EU taking ‘excessively burdensome’ approach to Brexit, says Boris Johnson
Boris Johnson has suggested the European Union is taking an “excessively burdensome” approach to post-Brexit trading arrangements for Northern Ireland.
The EU has threatened to launch a trade war against Britain if it fails to implement checks on goods entering Northern Ireland under the terms of the Brexit “divorce” settlement agreed by the Prime Minister.
Mr Johnson, who will hold talks with EU leaders over the course of the G7 summit, told the BBC: “You will understand that there are ways of enforcing the protocol, ways of making it work, that may be excessively burdensome.
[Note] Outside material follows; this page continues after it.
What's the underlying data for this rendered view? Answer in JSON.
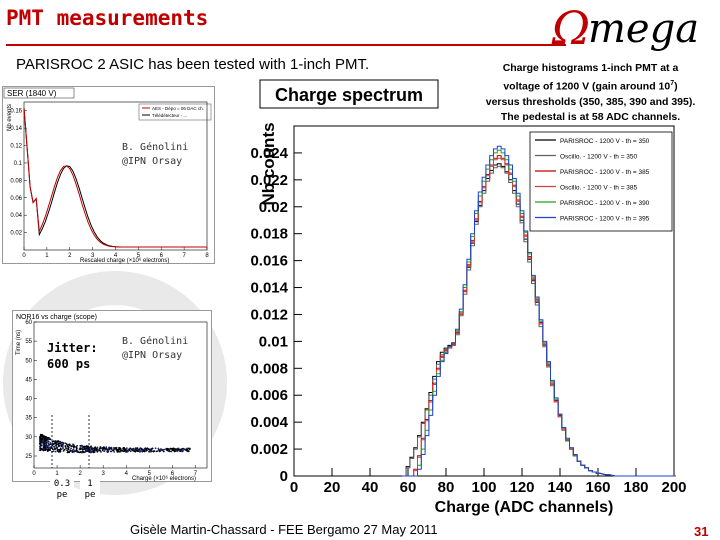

“I just give you one statistic: 20 per cent of the checks conducted across the whole of the perimeter of the EU are now done in Northern Ireland, three times as many as happen in Rotterdam.”
The new post-Brexit arrangements came into effect on January 1 and the dispute is still simmering, but Mr Johnson insisted “I think we can sort it out”.
Biden ‘a breath of fresh air’, says PM as Brexit tensions pushed to background
Boris Johnson praised Joe Biden’s administration as a “breath of fresh air” on Thursday as the pair put on a display of unity despite Brexit tensions in their first face-to-face meeting.
Despite speculation the US president was preparing to dress down his counterpart over the Northern Ireland Protocol, the leaders traded public compliments rather than veiled threats.
Their meeting in Cornwall, where the G7 summit of world leaders formally begins on Friday, lasted an hour and 20 minutes – longer than planned, according to Downing Street.
Mr Biden called their talks “very productive” and spoke of a “good first full day” in the UK, while Mr Johnson called their discussions “great” and “fantastic”.